Odd, because I'm a writer, but writing fiction, and writing about your own pain are two very different things.
I'm not so sure about this. I know from a personal perspective, that they really do appear to be "different voices"**... saying different things. And that I wouldn't want anyone to read the repetitive, vengeful, raging pain-purge journals I've written. They are, to me, kinda embarassing. Eventually, I'll have another bonfire (I got rid of a lot of "early" paintings this way; I never wanted to be judged artistically on the kind of visual art therapy I indulged myself in.)
On the other hand - in the visual arts, specifically in figure drawing/painting - we're cautioned to be aware of and try to avoid an unconscious reflex: that is letting a "self-portrait" superimpose itself on the subject... or emerge in places in the drawing...
and aren't beginning writers often counselled to write about what they know about?
**
I think this concept also shows up in what's known as "self" psychology - the concept of the personal narrative. And that's extended to the therapy process, where therapy is defined as developing a "new" personal narrative from the old one. "The story of me" that lives in my journals has a narrative; I played with the idea of trying to develop that into a fictional structure - written from the 3rd person. And my idea behind that, was that I'd already plumbed the depths of my agony in the journals... but what would it look like to someone else? Someone not part of the FOO-games? A chance stranger who discovered the story?

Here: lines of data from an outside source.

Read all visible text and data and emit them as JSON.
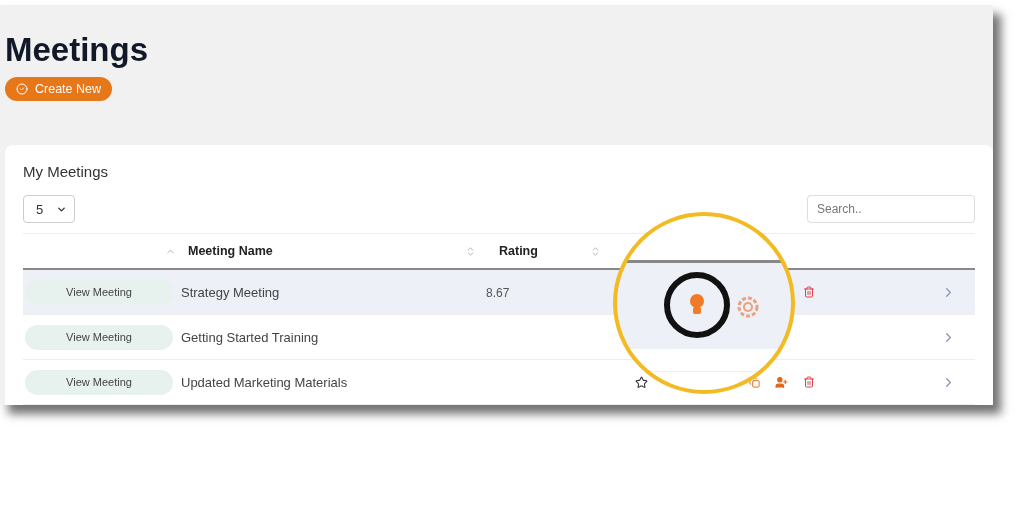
{
  "page": {
    "title": "Meetings",
    "create_button": "Create New"
  },
  "card": {
    "title": "My Meetings",
    "page_size": "5",
    "search": {
      "placeholder": "Search.."
    }
  },
  "columns": [
    {
      "kind": "action",
      "sorted": true
    },
    {
      "kind": "text",
      "label": "Meeting Name",
      "sorted": false
    },
    {
      "kind": "number",
      "label": "Rating",
      "sorted": false
    }
  ],
  "rows": [
    {
      "button": "View Meeting",
      "name": "Strategy Meeting",
      "rating": "8.67",
      "selected": true,
      "actions": [
        {
          "kind": "trash"
        }
      ]
    },
    {
      "button": "View Meeting",
      "name": "Getting Started Training",
      "selected": false
    },
    {
      "button": "View Meeting",
      "name": "Updated Marketing Materials",
      "selected": false,
      "actions": [
        {
          "kind": "star"
        },
        {
          "kind": "copy"
        },
        {
          "kind": "add-user"
        },
        {
          "kind": "trash"
        }
      ]
    }
  ]
}
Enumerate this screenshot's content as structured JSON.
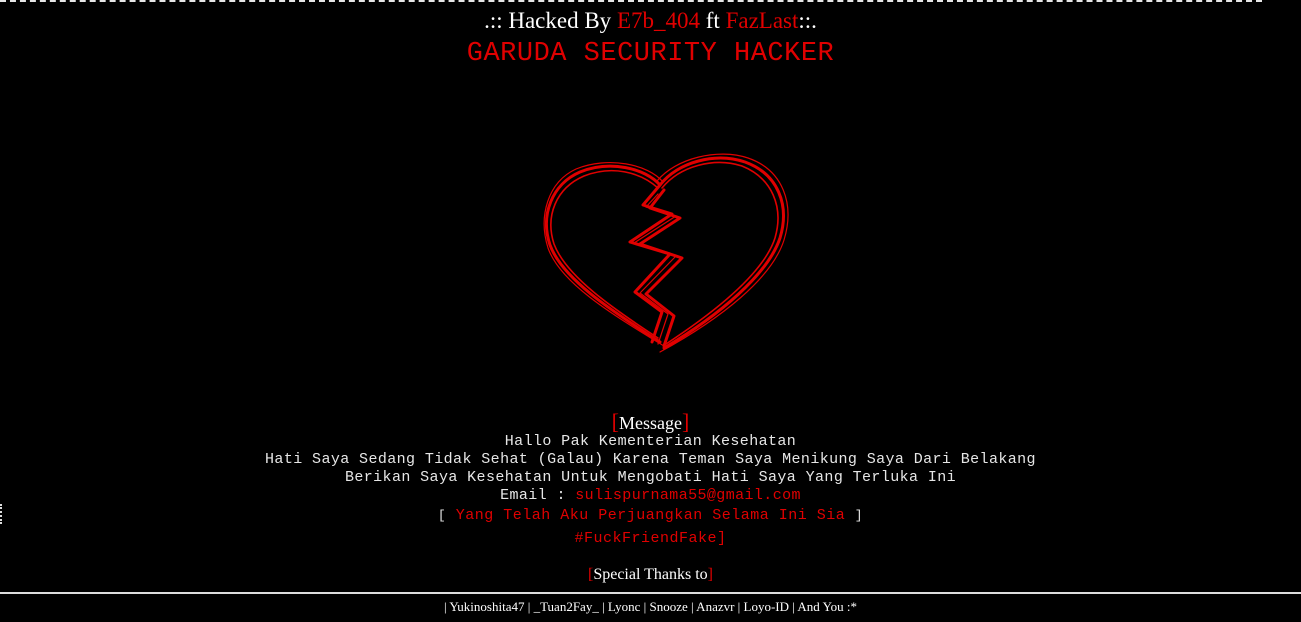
{
  "header": {
    "prefix": ".:: Hacked By ",
    "author1": "E7b_404",
    "joiner": " ft ",
    "author2": "FazLast",
    "suffix": "::.",
    "team": "GARUDA SECURITY HACKER"
  },
  "colors": {
    "background": "#000000",
    "accent": "#e00000",
    "text": "#ffffff"
  },
  "message": {
    "open_bracket": "[",
    "heading": "Message",
    "close_bracket": "]",
    "lines": [
      "Hallo Pak Kementerian Kesehatan",
      "Hati Saya Sedang Tidak Sehat (Galau) Karena Teman Saya Menikung Saya Dari Belakang",
      "Berikan Saya Kesehatan Untuk Mengobati Hati Saya Yang Terluka Ini"
    ],
    "email_label": "Email : ",
    "email": "sulispurnama55@gmail.com",
    "quote_open": "[",
    "quote": "Yang Telah Aku Perjuangkan Selama Ini Sia",
    "quote_close": "]",
    "hashtag": "#FuckFriendFake",
    "hashtag_close": "]"
  },
  "thanks": {
    "open_bracket": "[",
    "label": "Special Thanks to",
    "close_bracket": "]"
  },
  "credits": {
    "text": "| Yukinoshita47 | _Tuan2Fay_ | Lyonc | Snooze | Anazvr | Loyo-ID | And You :*"
  },
  "icons": {
    "heart": "broken-heart-icon"
  }
}
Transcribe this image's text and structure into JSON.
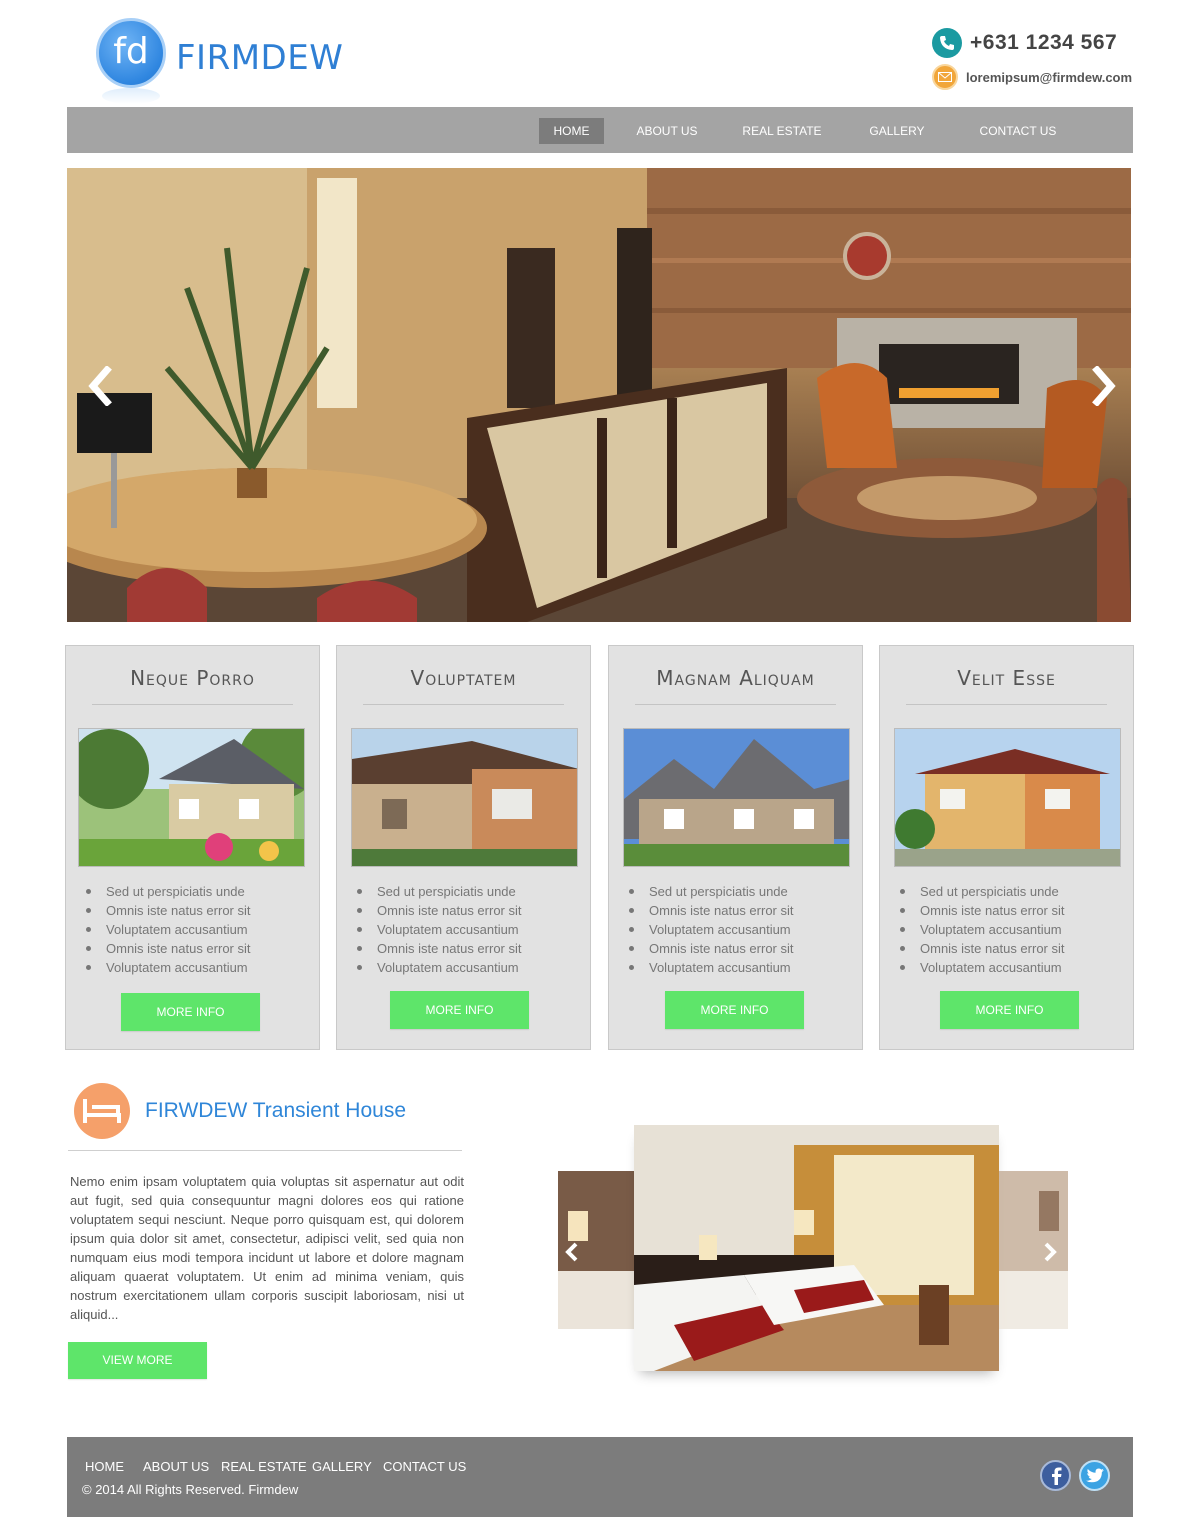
{
  "brand": {
    "logo_mark": "fd",
    "name": "FIRMDEW"
  },
  "contact": {
    "phone": "+631 1234 567",
    "email": "loremipsum@firmdew.com"
  },
  "nav": {
    "items": [
      {
        "label": "HOME",
        "active": true
      },
      {
        "label": "ABOUT US"
      },
      {
        "label": "REAL ESTATE"
      },
      {
        "label": "GALLERY"
      },
      {
        "label": "CONTACT US"
      }
    ]
  },
  "hero": {
    "prev_icon": "chevron-left-icon",
    "next_icon": "chevron-right-icon"
  },
  "cards": [
    {
      "title": "Neque Porro",
      "items": [
        "Sed ut perspiciatis unde",
        "Omnis iste natus error sit",
        "Voluptatem accusantium",
        "Omnis iste natus error sit",
        "Voluptatem accusantium"
      ],
      "button": "MORE INFO"
    },
    {
      "title": "Voluptatem",
      "items": [
        "Sed ut perspiciatis unde",
        "Omnis iste natus error sit",
        "Voluptatem accusantium",
        "Omnis iste natus error sit",
        "Voluptatem accusantium"
      ],
      "button": "MORE INFO"
    },
    {
      "title": "Magnam Aliquam",
      "items": [
        "Sed ut perspiciatis unde",
        "Omnis iste natus error sit",
        "Voluptatem accusantium",
        "Omnis iste natus error sit",
        "Voluptatem accusantium"
      ],
      "button": "MORE INFO"
    },
    {
      "title": "Velit Esse",
      "items": [
        "Sed ut perspiciatis unde",
        "Omnis iste natus error sit",
        "Voluptatem accusantium",
        "Omnis iste natus error sit",
        "Voluptatem accusantium"
      ],
      "button": "MORE INFO"
    }
  ],
  "transient": {
    "title": "FIRWDEW Transient House",
    "body": "Nemo enim ipsam voluptatem quia voluptas sit aspernatur aut odit aut fugit, sed quia consequuntur magni dolores eos qui ratione voluptatem sequi nesciunt. Neque porro quisquam est, qui dolorem ipsum quia dolor sit amet, consectetur, adipisci velit, sed quia non numquam eius modi tempora incidunt ut labore et dolore magnam aliquam quaerat voluptatem. Ut enim ad minima veniam, quis nostrum exercitationem ullam corporis suscipit laboriosam, nisi ut aliquid...",
    "button": "VIEW MORE"
  },
  "footer": {
    "links": [
      "HOME",
      "ABOUT US",
      "REAL ESTATE",
      "GALLERY",
      "CONTACT US"
    ],
    "copyright": "© 2014 All Rights Reserved. Firmdew"
  },
  "colors": {
    "accent_blue": "#2f86d8",
    "button_green": "#5ee56a",
    "nav_gray": "#a4a4a4",
    "footer_gray": "#7c7c7c"
  }
}
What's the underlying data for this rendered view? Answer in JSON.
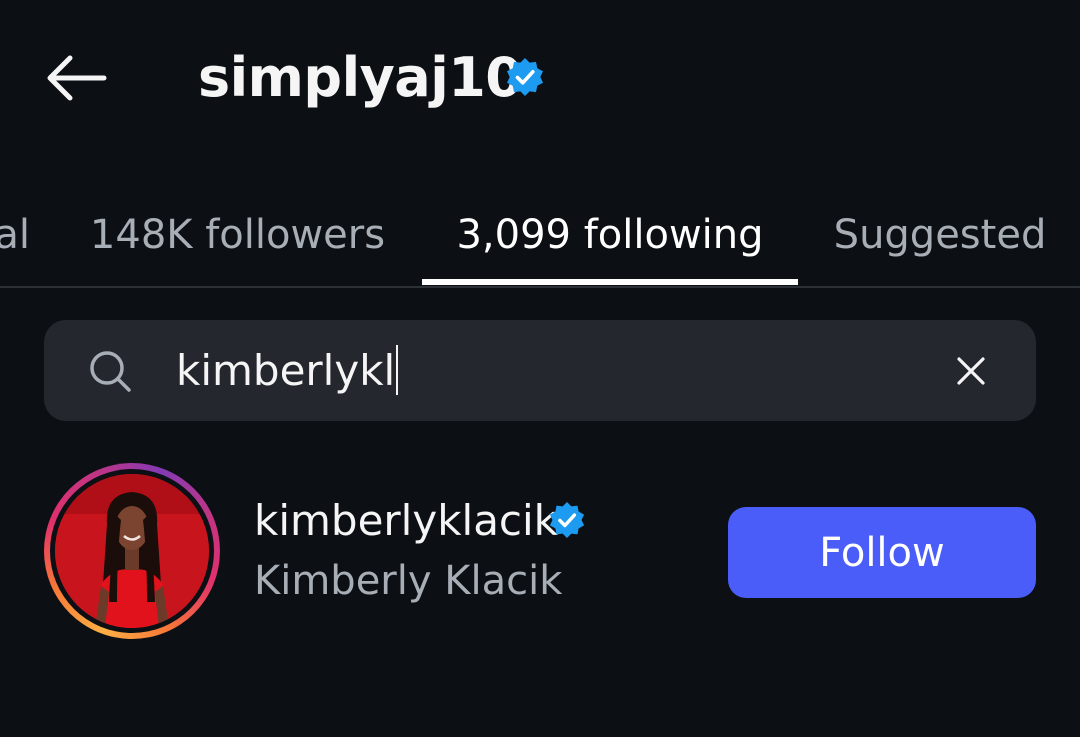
{
  "header": {
    "username": "simplyaj10",
    "verified_icon": "verified-badge-icon",
    "back_icon": "arrow-left-icon"
  },
  "tabs": [
    {
      "label": "al",
      "active": false
    },
    {
      "label": "148K followers",
      "active": false
    },
    {
      "label": "3,099 following",
      "active": true
    },
    {
      "label": "Suggested",
      "active": false
    }
  ],
  "search": {
    "value": "kimberlykl",
    "search_icon": "search-icon",
    "clear_icon": "close-icon"
  },
  "results": [
    {
      "username": "kimberlyklacik",
      "full_name": "Kimberly Klacik",
      "verified": true,
      "follow_label": "Follow"
    }
  ],
  "colors": {
    "background": "#0c0f14",
    "search_bg": "#24282e",
    "verified": "#1d9bf0",
    "follow_button": "#4a5df9",
    "secondary_text": "#a8aeb6"
  }
}
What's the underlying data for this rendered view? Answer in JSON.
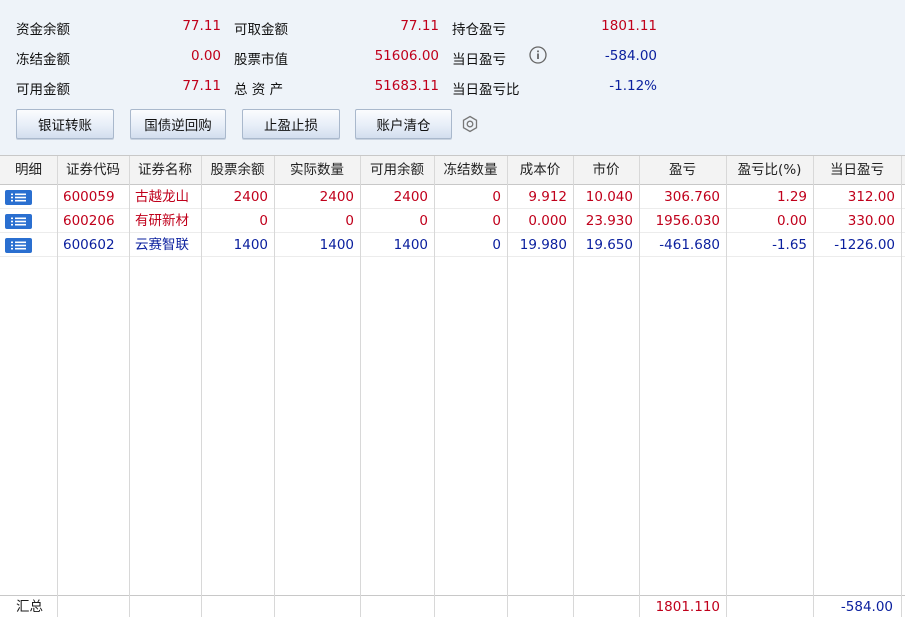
{
  "summary": {
    "balance_label": "资金余额",
    "balance_value": "77.11",
    "withdrawable_label": "可取金额",
    "withdrawable_value": "77.11",
    "position_pnl_label": "持仓盈亏",
    "position_pnl_value": "1801.11",
    "frozen_label": "冻结金额",
    "frozen_value": "0.00",
    "market_value_label": "股票市值",
    "market_value_value": "51606.00",
    "today_pnl_label": "当日盈亏",
    "today_pnl_value": "-584.00",
    "available_label": "可用金额",
    "available_value": "77.11",
    "total_assets_label": "总 资 产",
    "total_assets_value": "51683.11",
    "today_pnl_ratio_label": "当日盈亏比",
    "today_pnl_ratio_value": "-1.12%"
  },
  "toolbar": {
    "bank_transfer": "银证转账",
    "repo": "国债逆回购",
    "stop_profit_loss": "止盈止损",
    "clear_account": "账户清仓"
  },
  "icons": {
    "info": "info-icon",
    "settings": "gear-icon",
    "detail": "list-icon"
  },
  "colors": {
    "positive": "#c0001b",
    "negative": "#0a1f9e"
  },
  "table": {
    "headers": [
      "明细",
      "证券代码",
      "证券名称",
      "股票余额",
      "实际数量",
      "可用余额",
      "冻结数量",
      "成本价",
      "市价",
      "盈亏",
      "盈亏比(%)",
      "当日盈亏"
    ],
    "rows": [
      {
        "code": "600059",
        "name": "古越龙山",
        "balance": "2400",
        "actual": "2400",
        "available": "2400",
        "frozen": "0",
        "cost": "9.912",
        "price": "10.040",
        "pnl": "306.760",
        "pnl_ratio": "1.29",
        "today_pnl": "312.00",
        "color": "red"
      },
      {
        "code": "600206",
        "name": "有研新材",
        "balance": "0",
        "actual": "0",
        "available": "0",
        "frozen": "0",
        "cost": "0.000",
        "price": "23.930",
        "pnl": "1956.030",
        "pnl_ratio": "0.00",
        "today_pnl": "330.00",
        "color": "red"
      },
      {
        "code": "600602",
        "name": "云赛智联",
        "balance": "1400",
        "actual": "1400",
        "available": "1400",
        "frozen": "0",
        "cost": "19.980",
        "price": "19.650",
        "pnl": "-461.680",
        "pnl_ratio": "-1.65",
        "today_pnl": "-1226.00",
        "color": "blue"
      }
    ],
    "footer": {
      "label": "汇总",
      "pnl": "1801.110",
      "today_pnl": "-584.00"
    }
  }
}
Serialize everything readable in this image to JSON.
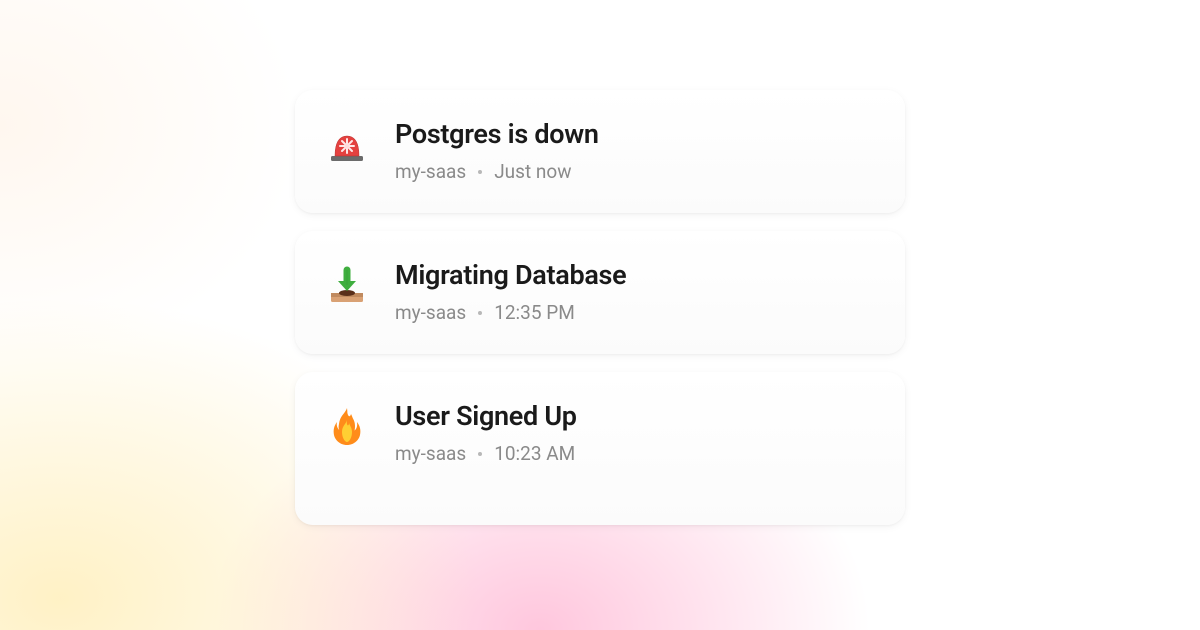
{
  "notifications": [
    {
      "icon": "siren-icon",
      "title": "Postgres is down",
      "source": "my-saas",
      "time": "Just now"
    },
    {
      "icon": "download-tray-icon",
      "title": "Migrating Database",
      "source": "my-saas",
      "time": "12:35 PM"
    },
    {
      "icon": "fire-icon",
      "title": "User Signed Up",
      "source": "my-saas",
      "time": "10:23 AM"
    }
  ]
}
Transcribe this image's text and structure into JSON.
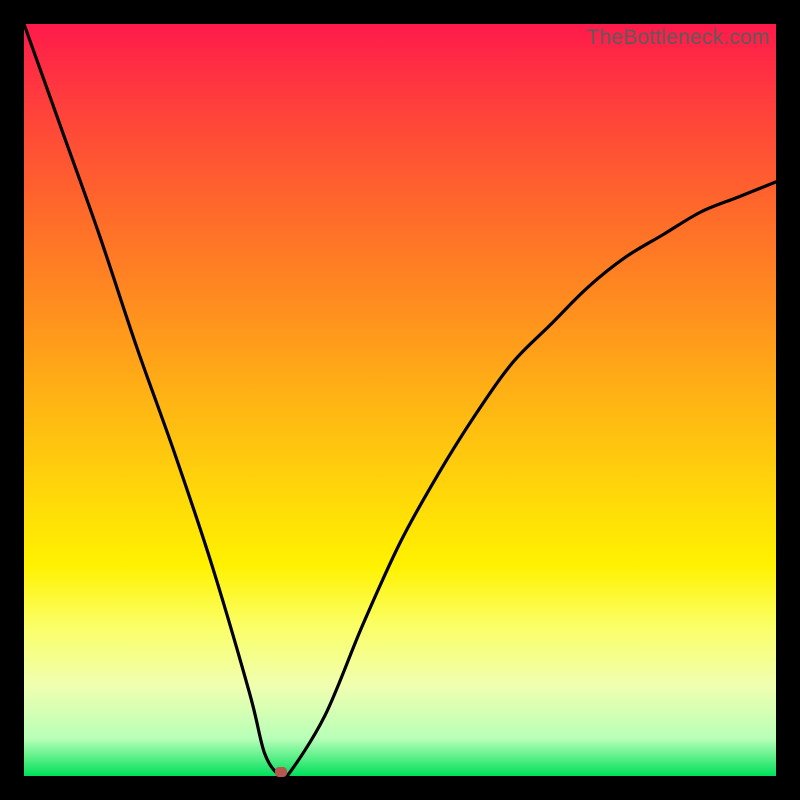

For me, it was a creative dead-end. As much as my fingers spew characters on this website - I'm still less a writer than I am a visual artist. But the effort - the attempt - was very much worth it. Because just trying to see my "story" from the 3rd person opened up a permanent (I think - is one ever sure about these things?) perspective wall that I could "throw my emotional spaghetti" at... and see what "sticks".
Maybe you'd be better at this than me? Or maybe just the attempt might help?
LOL about the writer who can't find the right words! I used to look up words in the dictionary - then consult the thesaurus - and still not have a word that sounded right to the wounded, feral cat part of me. I think we have to make up words - then write our own definitions. Like Hops' "phamily"...
Gotta run - I've got new kinds of dramas (MIL's medical issues) to go deal with... but hugs to you & I hope you're starting to feel a bit better.